– Не раскатывай губу, детка. Все, что могло быть поделено, уже давно поделено между Господом и его друзьями. В христианском мире нет вообще никого, кто знал бы, что там идет дальше после «Отче наш…» и хотя бы раз не получил от нее за это чек на рождество.
– Ладно. Решено. Езжай и выясни, не припрятала ли она чего от этих обскурантов в своем ночном горшке. Но чтобы через два дня был здесь. Джо, воробушек, я тебя люблю, но пора уже тебе браться за ум. Подведешь меня еще раз, и мне придется сделать тебе очень больно. Я серьезно!
– Вся в папу, что и требовалось…
– Зато у меня есть еще шанс сделать из тебя человека.
– Тогда я одолжу твою машину?
– Нет!
– Ладно, возьму машину у Кэти. Но я все еще тебя люблю!
– Катись. Два дня!
Я попросил верного Роба подбросить меня до города и с грустью покинул эту гостеприимную обитель, оставив безутешную невесту в отчаянии лить слезы у окна в ожидании новой встречи двух любящих сердец!
Глава 7
В которой каждый получит лишь то, чего я не заслужил
«Путешествие! Что может быть приятнее, увлекательнее и полезнее для почек? Какие чувства испытываем мы, когда трусливо семеним по древним улочкам, уворачиваясь от огромного томата, брошенного не знающей промаха крестьянской рукой; упираемся в воображаемую линию, соответствующую представлениям аборигенов о том, на что похожа вертикаль, пока один из них с ненавистью тычет в экран нашего мобильника; головою вниз несемся в бездну, уповая на эластичность ветхой привязи и верность такелажных расчетов пигмея с явно человеческой берцовой костью в ухе? Какие мысли посещают нас, когда мы лежим на грязном асфальте, наблюдая, как полицейская собака возбужденно обнюхивает дверь нашего пикапа, в которой припрятано семьдесят четыре килограмма безупречно чистого метамфетамина, сваренного безногим химиком из Ногалеса Эрнесто Освальдо Ривейрой по прозвищу Святой Августин? И самое главное: зачем я забиваю себе голову всем этим? Не затем ли, что точно знаю, уверен прямо-таки на сто миллионов процентов, но не желаю признаваться, что с этой поездкой определенно что-то нечисто?»
Вот приблизительно то, о чем я думал по дороге в Ричмонд.
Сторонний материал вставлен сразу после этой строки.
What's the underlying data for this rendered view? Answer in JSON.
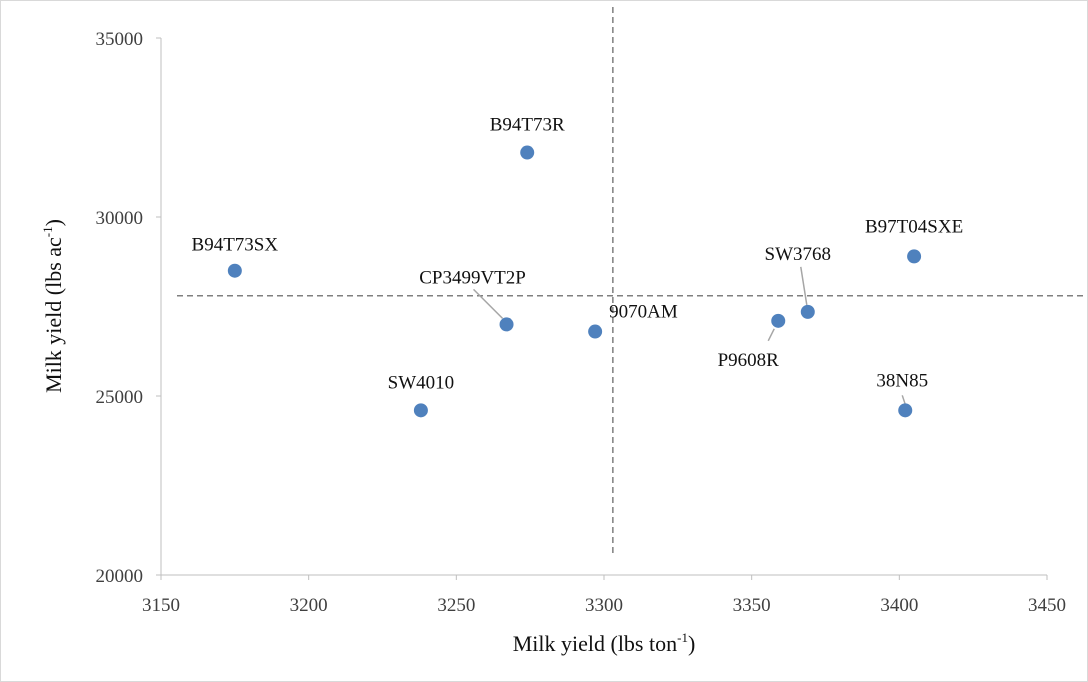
{
  "chart_data": {
    "type": "scatter",
    "title": "",
    "xlabel": "Milk yield (lbs ton",
    "xlabel_sup": "-1",
    "xlabel_suffix": ")",
    "ylabel": "Milk yield (lbs ac",
    "ylabel_sup": "-1",
    "ylabel_suffix": ")",
    "xlim": [
      3150,
      3450
    ],
    "ylim": [
      20000,
      35000
    ],
    "xticks": [
      3150,
      3200,
      3250,
      3300,
      3350,
      3400,
      3450
    ],
    "yticks": [
      20000,
      25000,
      30000,
      35000
    ],
    "xtick_labels": [
      "3150",
      "3200",
      "3250",
      "3300",
      "3350",
      "3400",
      "3450"
    ],
    "ytick_labels": [
      "20000",
      "25000",
      "30000",
      "35000"
    ],
    "grid": false,
    "point_color": "#4f81bd",
    "reference_lines": {
      "x": 3303,
      "y": 27800
    },
    "points": [
      {
        "label": "B94T73SX",
        "x": 3175,
        "y": 28500
      },
      {
        "label": "B94T73R",
        "x": 3274,
        "y": 31800
      },
      {
        "label": "CP3499VT2P",
        "x": 3267,
        "y": 27000
      },
      {
        "label": "9070AM",
        "x": 3297,
        "y": 26800
      },
      {
        "label": "SW4010",
        "x": 3238,
        "y": 24600
      },
      {
        "label": "B97T04SXE",
        "x": 3405,
        "y": 28900
      },
      {
        "label": "SW3768",
        "x": 3369,
        "y": 27350
      },
      {
        "label": "P9608R",
        "x": 3359,
        "y": 27100
      },
      {
        "label": "38N85",
        "x": 3402,
        "y": 24600
      }
    ]
  }
}
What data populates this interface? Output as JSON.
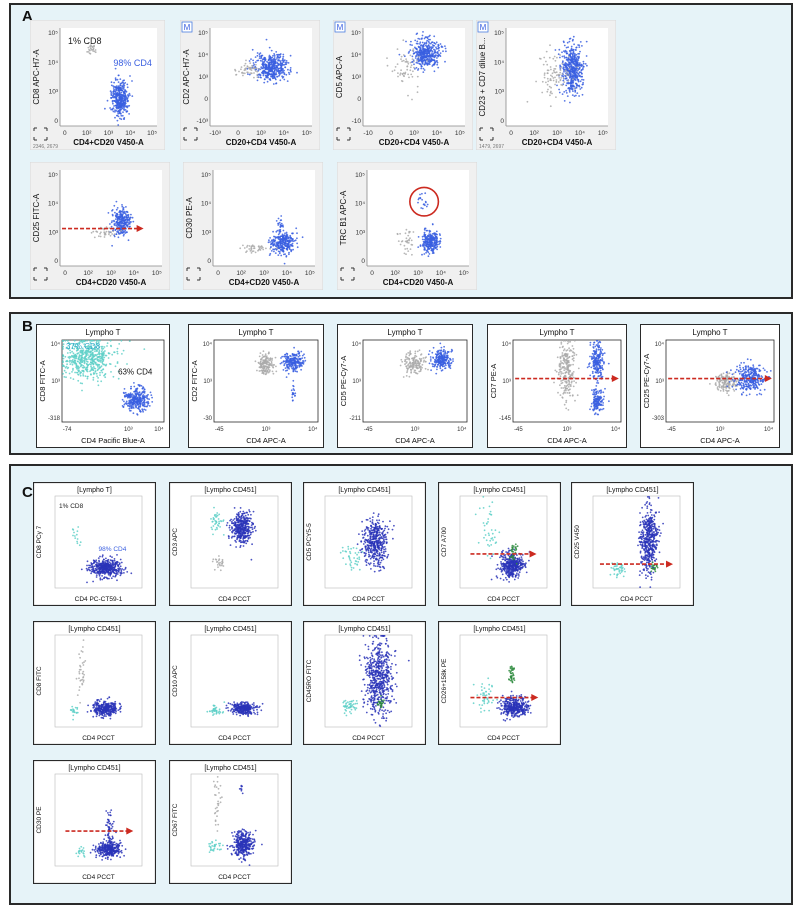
{
  "panels": {
    "a": "A",
    "b": "B",
    "c": "C"
  },
  "colors": {
    "blue": "#3a5fe0",
    "blue_dark": "#2a34b8",
    "gray": "#aaaaaa",
    "cyan": "#5fd0c8",
    "green": "#2e8b3e",
    "red": "#cc2a20",
    "panel_bg": "#e6f3f8"
  },
  "chart_data": [
    {
      "panel": "A",
      "type": "scatter",
      "xlabel": "CD4+CD20 V450-A",
      "ylabel": "CD8 APC-H7-A",
      "xticks": [
        "0",
        "10²",
        "10³",
        "10⁴",
        "10⁵"
      ],
      "yticks": [
        "0",
        "10³",
        "10⁴",
        "10⁵"
      ],
      "annotations": [
        "1% CD8",
        "98% CD4"
      ],
      "footer": "2346, 2679",
      "marker": "",
      "clusters": [
        {
          "c": "blue",
          "x": 0.62,
          "y": 0.72,
          "sx": 0.045,
          "sy": 0.09,
          "n": 380
        },
        {
          "c": "gray",
          "x": 0.32,
          "y": 0.2,
          "sx": 0.03,
          "sy": 0.03,
          "n": 25
        }
      ],
      "arrow": null,
      "circle": null
    },
    {
      "panel": "A",
      "type": "scatter",
      "xlabel": "CD20+CD4 V450-A",
      "ylabel": "CD2 APC-H7-A",
      "xticks": [
        "-10³",
        "0",
        "10³",
        "10⁴",
        "10⁵"
      ],
      "yticks": [
        "-10³",
        "0",
        "10³",
        "10⁴",
        "10⁵"
      ],
      "annotations": [],
      "footer": "",
      "marker": "M",
      "clusters": [
        {
          "c": "blue",
          "x": 0.6,
          "y": 0.4,
          "sx": 0.08,
          "sy": 0.07,
          "n": 420
        },
        {
          "c": "gray",
          "x": 0.38,
          "y": 0.42,
          "sx": 0.06,
          "sy": 0.04,
          "n": 50
        }
      ],
      "arrow": null,
      "circle": null
    },
    {
      "panel": "A",
      "type": "scatter",
      "xlabel": "CD20+CD4 V450-A",
      "ylabel": "CD5 APC-A",
      "xticks": [
        "-10",
        "0",
        "10³",
        "10⁴",
        "10⁵"
      ],
      "yticks": [
        "-10",
        "0",
        "10³",
        "10⁴",
        "10⁵"
      ],
      "annotations": [],
      "footer": "",
      "marker": "M",
      "clusters": [
        {
          "c": "blue",
          "x": 0.62,
          "y": 0.26,
          "sx": 0.07,
          "sy": 0.07,
          "n": 400
        },
        {
          "c": "gray",
          "x": 0.42,
          "y": 0.38,
          "sx": 0.07,
          "sy": 0.12,
          "n": 60
        }
      ],
      "arrow": null,
      "circle": null
    },
    {
      "panel": "A",
      "type": "scatter",
      "xlabel": "CD20+CD4 V450-A",
      "ylabel": "CD23 + CD7 dilue B...",
      "xticks": [
        "0",
        "10²",
        "10³",
        "10⁴",
        "10⁵"
      ],
      "yticks": [
        "0",
        "10³",
        "10⁴",
        "10⁵"
      ],
      "annotations": [],
      "footer": "1479, 2697",
      "marker": "M",
      "clusters": [
        {
          "c": "blue",
          "x": 0.65,
          "y": 0.42,
          "sx": 0.05,
          "sy": 0.13,
          "n": 460
        },
        {
          "c": "gray",
          "x": 0.48,
          "y": 0.5,
          "sx": 0.08,
          "sy": 0.12,
          "n": 90
        }
      ],
      "arrow": null,
      "circle": null
    },
    {
      "panel": "A",
      "type": "scatter",
      "xlabel": "CD4+CD20 V450-A",
      "ylabel": "CD25 FITC-A",
      "xticks": [
        "0",
        "10²",
        "10³",
        "10⁴",
        "10⁵"
      ],
      "yticks": [
        "0",
        "10³",
        "10⁴",
        "10⁵"
      ],
      "annotations": [],
      "footer": "",
      "marker": "",
      "clusters": [
        {
          "c": "blue",
          "x": 0.6,
          "y": 0.54,
          "sx": 0.045,
          "sy": 0.07,
          "n": 260
        },
        {
          "c": "gray",
          "x": 0.43,
          "y": 0.65,
          "sx": 0.06,
          "sy": 0.04,
          "n": 35
        }
      ],
      "arrow": {
        "y": 0.61,
        "x1": 0.02,
        "x2": 0.82
      },
      "circle": null
    },
    {
      "panel": "A",
      "type": "scatter",
      "xlabel": "CD4+CD20 V450-A",
      "ylabel": "CD30 PE-A",
      "xticks": [
        "0",
        "10²",
        "10³",
        "10⁴",
        "10⁵"
      ],
      "yticks": [
        "0",
        "10³",
        "10⁴",
        "10⁵"
      ],
      "annotations": [],
      "footer": "",
      "marker": "",
      "clusters": [
        {
          "c": "blue",
          "x": 0.68,
          "y": 0.76,
          "sx": 0.06,
          "sy": 0.06,
          "n": 280
        },
        {
          "c": "gray",
          "x": 0.42,
          "y": 0.82,
          "sx": 0.08,
          "sy": 0.02,
          "n": 40
        },
        {
          "c": "blue",
          "x": 0.66,
          "y": 0.56,
          "sx": 0.02,
          "sy": 0.06,
          "n": 20
        }
      ],
      "arrow": null,
      "circle": null
    },
    {
      "panel": "A",
      "type": "scatter",
      "xlabel": "CD4+CD20 V450-A",
      "ylabel": "TRC B1 APC-A",
      "xticks": [
        "0",
        "10²",
        "10³",
        "10⁴",
        "10⁵"
      ],
      "yticks": [
        "0",
        "10³",
        "10⁴",
        "10⁵"
      ],
      "annotations": [],
      "footer": "",
      "marker": "",
      "clusters": [
        {
          "c": "blue",
          "x": 0.62,
          "y": 0.75,
          "sx": 0.04,
          "sy": 0.06,
          "n": 260
        },
        {
          "c": "blue",
          "x": 0.56,
          "y": 0.35,
          "sx": 0.03,
          "sy": 0.04,
          "n": 18
        },
        {
          "c": "gray",
          "x": 0.4,
          "y": 0.72,
          "sx": 0.05,
          "sy": 0.06,
          "n": 35
        }
      ],
      "arrow": null,
      "circle": {
        "x": 0.56,
        "y": 0.33,
        "r": 0.14
      }
    },
    {
      "panel": "B",
      "type": "scatter",
      "title": "Lympho T",
      "xlabel": "CD4 Pacific Blue-A",
      "ylabel": "CD8 FITC-A",
      "xticks": [
        "-74",
        "",
        "10³",
        "10⁴"
      ],
      "yticks": [
        "-318",
        "10³",
        "10⁴"
      ],
      "annotations": [
        "37% CD8",
        "63% CD4"
      ],
      "footer": "",
      "marker": "",
      "clusters": [
        {
          "c": "cyan",
          "x": 0.25,
          "y": 0.22,
          "sx": 0.13,
          "sy": 0.12,
          "n": 520
        },
        {
          "c": "blue",
          "x": 0.73,
          "y": 0.72,
          "sx": 0.06,
          "sy": 0.07,
          "n": 300
        }
      ],
      "arrow": null,
      "circle": null
    },
    {
      "panel": "B",
      "type": "scatter",
      "title": "Lympho T",
      "xlabel": "CD4 APC-A",
      "ylabel": "CD2 FITC-A",
      "xticks": [
        "-45",
        "10³",
        "10⁴"
      ],
      "yticks": [
        "-30",
        "10³",
        "10⁴"
      ],
      "annotations": [],
      "footer": "",
      "marker": "",
      "clusters": [
        {
          "c": "gray",
          "x": 0.5,
          "y": 0.3,
          "sx": 0.04,
          "sy": 0.06,
          "n": 150
        },
        {
          "c": "blue",
          "x": 0.76,
          "y": 0.27,
          "sx": 0.05,
          "sy": 0.06,
          "n": 220
        },
        {
          "c": "blue",
          "x": 0.76,
          "y": 0.62,
          "sx": 0.01,
          "sy": 0.08,
          "n": 18
        }
      ],
      "arrow": null,
      "circle": null
    },
    {
      "panel": "B",
      "type": "scatter",
      "title": "Lympho T",
      "xlabel": "CD4 APC-A",
      "ylabel": "CD5 PE-Cy7-A",
      "xticks": [
        "-45",
        "10³",
        "10⁴"
      ],
      "yticks": [
        "-211",
        "10³",
        "10⁴"
      ],
      "annotations": [],
      "footer": "",
      "marker": "",
      "clusters": [
        {
          "c": "gray",
          "x": 0.48,
          "y": 0.28,
          "sx": 0.06,
          "sy": 0.06,
          "n": 150
        },
        {
          "c": "blue",
          "x": 0.76,
          "y": 0.24,
          "sx": 0.05,
          "sy": 0.06,
          "n": 220
        }
      ],
      "arrow": null,
      "circle": null
    },
    {
      "panel": "B",
      "type": "scatter",
      "title": "Lympho T",
      "xlabel": "CD4 APC-A",
      "ylabel": "CD7 PE-A",
      "xticks": [
        "-45",
        "10³",
        "10⁴"
      ],
      "yticks": [
        "-145",
        "10³",
        "10⁴"
      ],
      "annotations": [],
      "footer": "",
      "marker": "",
      "clusters": [
        {
          "c": "gray",
          "x": 0.5,
          "y": 0.36,
          "sx": 0.04,
          "sy": 0.18,
          "n": 240
        },
        {
          "c": "blue",
          "x": 0.78,
          "y": 0.25,
          "sx": 0.03,
          "sy": 0.11,
          "n": 220
        },
        {
          "c": "blue",
          "x": 0.78,
          "y": 0.74,
          "sx": 0.03,
          "sy": 0.07,
          "n": 140
        }
      ],
      "arrow": {
        "y": 0.47,
        "x1": 0.02,
        "x2": 0.98
      },
      "circle": null
    },
    {
      "panel": "B",
      "type": "scatter",
      "title": "Lympho T",
      "xlabel": "CD4 APC-A",
      "ylabel": "CD25 PE-Cy7-A",
      "xticks": [
        "-45",
        "10³",
        "10⁴"
      ],
      "yticks": [
        "-303",
        "10³",
        "10⁴"
      ],
      "annotations": [],
      "footer": "",
      "marker": "",
      "clusters": [
        {
          "c": "gray",
          "x": 0.56,
          "y": 0.52,
          "sx": 0.05,
          "sy": 0.06,
          "n": 150
        },
        {
          "c": "blue",
          "x": 0.78,
          "y": 0.47,
          "sx": 0.07,
          "sy": 0.08,
          "n": 300
        }
      ],
      "arrow": {
        "y": 0.47,
        "x1": 0.02,
        "x2": 0.98
      },
      "circle": null
    },
    {
      "panel": "C",
      "type": "scatter",
      "title": "[Lympho T]",
      "xlabel": "CD4 PC-CT59-1",
      "ylabel": "CD8 PCy 7",
      "xticks": [],
      "yticks": [],
      "annotations": [
        "1% CD8",
        "98% CD4"
      ],
      "footer": "",
      "marker": "",
      "clusters": [
        {
          "c": "blue_dark",
          "x": 0.58,
          "y": 0.78,
          "sx": 0.09,
          "sy": 0.05,
          "n": 420
        },
        {
          "c": "cyan",
          "x": 0.24,
          "y": 0.4,
          "sx": 0.03,
          "sy": 0.08,
          "n": 14
        }
      ],
      "arrow": null,
      "circle": null
    },
    {
      "panel": "C",
      "type": "scatter",
      "title": "[Lympho CD451]",
      "xlabel": "CD4 PCCT",
      "ylabel": "CD3 APC",
      "xticks": [],
      "yticks": [],
      "annotations": [],
      "footer": "",
      "marker": "",
      "clusters": [
        {
          "c": "blue_dark",
          "x": 0.58,
          "y": 0.35,
          "sx": 0.06,
          "sy": 0.08,
          "n": 380
        },
        {
          "c": "cyan",
          "x": 0.3,
          "y": 0.28,
          "sx": 0.04,
          "sy": 0.06,
          "n": 40
        },
        {
          "c": "gray",
          "x": 0.32,
          "y": 0.74,
          "sx": 0.03,
          "sy": 0.04,
          "n": 25
        }
      ],
      "arrow": null,
      "circle": null
    },
    {
      "panel": "C",
      "type": "scatter",
      "title": "[Lympho CD451]",
      "xlabel": "CD4 PCCT",
      "ylabel": "CD5 PCY5-5",
      "xticks": [],
      "yticks": [],
      "annotations": [],
      "footer": "",
      "marker": "",
      "clusters": [
        {
          "c": "blue_dark",
          "x": 0.58,
          "y": 0.5,
          "sx": 0.07,
          "sy": 0.13,
          "n": 420
        },
        {
          "c": "cyan",
          "x": 0.3,
          "y": 0.64,
          "sx": 0.05,
          "sy": 0.08,
          "n": 40
        }
      ],
      "arrow": null,
      "circle": null
    },
    {
      "panel": "C",
      "type": "scatter",
      "title": "[Lympho CD451]",
      "xlabel": "CD4 PCCT",
      "ylabel": "CD7 A700",
      "xticks": [],
      "yticks": [],
      "annotations": [],
      "footer": "",
      "marker": "",
      "clusters": [
        {
          "c": "blue_dark",
          "x": 0.6,
          "y": 0.76,
          "sx": 0.07,
          "sy": 0.07,
          "n": 380
        },
        {
          "c": "cyan",
          "x": 0.32,
          "y": 0.4,
          "sx": 0.05,
          "sy": 0.15,
          "n": 40
        },
        {
          "c": "green",
          "x": 0.62,
          "y": 0.6,
          "sx": 0.02,
          "sy": 0.05,
          "n": 30
        }
      ],
      "arrow": {
        "y": 0.63,
        "x1": 0.12,
        "x2": 0.88
      },
      "circle": null
    },
    {
      "panel": "C",
      "type": "scatter",
      "title": "[Lympho CD451]",
      "xlabel": "CD4 PCCT",
      "ylabel": "CD25 V450",
      "xticks": [],
      "yticks": [],
      "annotations": [],
      "footer": "",
      "marker": "",
      "clusters": [
        {
          "c": "blue_dark",
          "x": 0.64,
          "y": 0.48,
          "sx": 0.05,
          "sy": 0.18,
          "n": 460
        },
        {
          "c": "cyan",
          "x": 0.3,
          "y": 0.8,
          "sx": 0.05,
          "sy": 0.04,
          "n": 40
        },
        {
          "c": "green",
          "x": 0.7,
          "y": 0.78,
          "sx": 0.02,
          "sy": 0.03,
          "n": 20
        }
      ],
      "arrow": {
        "y": 0.74,
        "x1": 0.08,
        "x2": 0.92
      },
      "circle": null
    },
    {
      "panel": "C",
      "type": "scatter",
      "title": "[Lympho CD451]",
      "xlabel": "CD4 PCCT",
      "ylabel": "CD8 FITC",
      "xticks": [],
      "yticks": [],
      "annotations": [],
      "footer": "",
      "marker": "",
      "clusters": [
        {
          "c": "blue_dark",
          "x": 0.58,
          "y": 0.8,
          "sx": 0.07,
          "sy": 0.04,
          "n": 320
        },
        {
          "c": "cyan",
          "x": 0.22,
          "y": 0.82,
          "sx": 0.03,
          "sy": 0.03,
          "n": 20
        },
        {
          "c": "gray",
          "x": 0.3,
          "y": 0.35,
          "sx": 0.03,
          "sy": 0.15,
          "n": 35
        }
      ],
      "arrow": null,
      "circle": null
    },
    {
      "panel": "C",
      "type": "scatter",
      "title": "[Lympho CD451]",
      "xlabel": "CD4 PCCT",
      "ylabel": "CD10 APC",
      "xticks": [],
      "yticks": [],
      "annotations": [],
      "footer": "",
      "marker": "",
      "clusters": [
        {
          "c": "blue_dark",
          "x": 0.6,
          "y": 0.8,
          "sx": 0.07,
          "sy": 0.03,
          "n": 300
        },
        {
          "c": "cyan",
          "x": 0.28,
          "y": 0.82,
          "sx": 0.04,
          "sy": 0.03,
          "n": 40
        }
      ],
      "arrow": null,
      "circle": null
    },
    {
      "panel": "C",
      "type": "scatter",
      "title": "[Lympho CD451]",
      "xlabel": "CD4 PCCT",
      "ylabel": "CD45RO FITC",
      "xticks": [],
      "yticks": [],
      "annotations": [],
      "footer": "",
      "marker": "",
      "clusters": [
        {
          "c": "blue_dark",
          "x": 0.62,
          "y": 0.46,
          "sx": 0.08,
          "sy": 0.2,
          "n": 560
        },
        {
          "c": "cyan",
          "x": 0.28,
          "y": 0.78,
          "sx": 0.04,
          "sy": 0.04,
          "n": 50
        },
        {
          "c": "green",
          "x": 0.64,
          "y": 0.75,
          "sx": 0.02,
          "sy": 0.03,
          "n": 25
        }
      ],
      "arrow": null,
      "circle": null
    },
    {
      "panel": "C",
      "type": "scatter",
      "title": "[Lympho CD451]",
      "xlabel": "CD4 PCCT",
      "ylabel": "CD26+158k PE",
      "xticks": [],
      "yticks": [],
      "annotations": [],
      "footer": "",
      "marker": "",
      "clusters": [
        {
          "c": "blue_dark",
          "x": 0.62,
          "y": 0.78,
          "sx": 0.08,
          "sy": 0.05,
          "n": 380
        },
        {
          "c": "cyan",
          "x": 0.3,
          "y": 0.68,
          "sx": 0.06,
          "sy": 0.08,
          "n": 45
        },
        {
          "c": "green",
          "x": 0.6,
          "y": 0.42,
          "sx": 0.02,
          "sy": 0.07,
          "n": 40
        }
      ],
      "arrow": {
        "y": 0.68,
        "x1": 0.12,
        "x2": 0.9
      },
      "circle": null
    },
    {
      "panel": "C",
      "type": "scatter",
      "title": "[Lympho CD451]",
      "xlabel": "CD4 PCCT",
      "ylabel": "CD30 PE",
      "xticks": [],
      "yticks": [],
      "annotations": [],
      "footer": "",
      "marker": "",
      "clusters": [
        {
          "c": "blue_dark",
          "x": 0.62,
          "y": 0.82,
          "sx": 0.07,
          "sy": 0.04,
          "n": 320
        },
        {
          "c": "cyan",
          "x": 0.3,
          "y": 0.84,
          "sx": 0.03,
          "sy": 0.03,
          "n": 20
        },
        {
          "c": "blue_dark",
          "x": 0.63,
          "y": 0.6,
          "sx": 0.02,
          "sy": 0.1,
          "n": 60
        }
      ],
      "arrow": {
        "y": 0.62,
        "x1": 0.12,
        "x2": 0.9
      },
      "circle": null
    },
    {
      "panel": "C",
      "type": "scatter",
      "title": "[Lympho CD451]",
      "xlabel": "CD4 PCCT",
      "ylabel": "CD67 FITC",
      "xticks": [],
      "yticks": [],
      "annotations": [],
      "footer": "",
      "marker": "",
      "clusters": [
        {
          "c": "blue_dark",
          "x": 0.6,
          "y": 0.76,
          "sx": 0.06,
          "sy": 0.07,
          "n": 340
        },
        {
          "c": "cyan",
          "x": 0.28,
          "y": 0.8,
          "sx": 0.04,
          "sy": 0.04,
          "n": 30
        },
        {
          "c": "gray",
          "x": 0.3,
          "y": 0.3,
          "sx": 0.03,
          "sy": 0.15,
          "n": 30
        },
        {
          "c": "blue_dark",
          "x": 0.58,
          "y": 0.16,
          "sx": 0.01,
          "sy": 0.03,
          "n": 8
        }
      ],
      "arrow": null,
      "circle": null
    }
  ]
}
Ведь стоило мне выехать из Нью-Йорка, как меня переполнили наимрачнейшие предчувствия. С детства будучи немного суеверным, я часто обращаю внимания на разные знаки и знамения (что, безусловно, одно и то же). Так вот: в пути мне казалось, что птицы взлетали лишь затем, чтобы с размаху врезаться в мое лобовое стекло; номера попутных машин наводили на мысль, что их обладатели организованной колонной направляются на коронацию самого Князя Тьмы; а водители фур норовили спихнуть меня в кювет, когда я, повинуясь неписанному закону водительской солидарности давал им понять, что вижу немалый потенциал усовершенствования их водительского мастерства.
В Клермонт я приехал засветло, минут за сорок до встречи в доме поверенного. По всей видимости, лучшие времена этого городка пришлись на середину позапрошлого века, когда процветала торговля табаком и еще действовал речной порт. Сейчас же он состоял лишь из трех-четырех десятков обветшалых домов, пары потрепанных лавок и крохотной католической церквушки. Заброшенные пристани и ржавые остовы речных барж, уткнувшихся в затянутый тиной берег, нагоняли тоску.
Я некоторое время поколесил по разбитым улочкам, тщетно пытаясь вспомнить дорогу к тетиному дому. Меня терзал страх задавить цыпленка. Местные жители, завидев машину, останавливались и таращились, выпучив глаза, мол: «Уж не сынок ли это Пэдди и Эбигейл к нам пожаловал?!»
Наконец, спросив дорогу у весьма пасмурного вида женщины, тянущей на верёвке упирающуюся козу, я увидел покрытый свежей ярко-желтой краской дом поверенного, который до этого каким-то странным образом не замечал, проехав мимо него буквально раз семьсот. Ах, да, забыл добавить: еще меня немного смутило, что та женщина как-то слишком уж демонстративно и размашисто перекрестила вслед мою машину!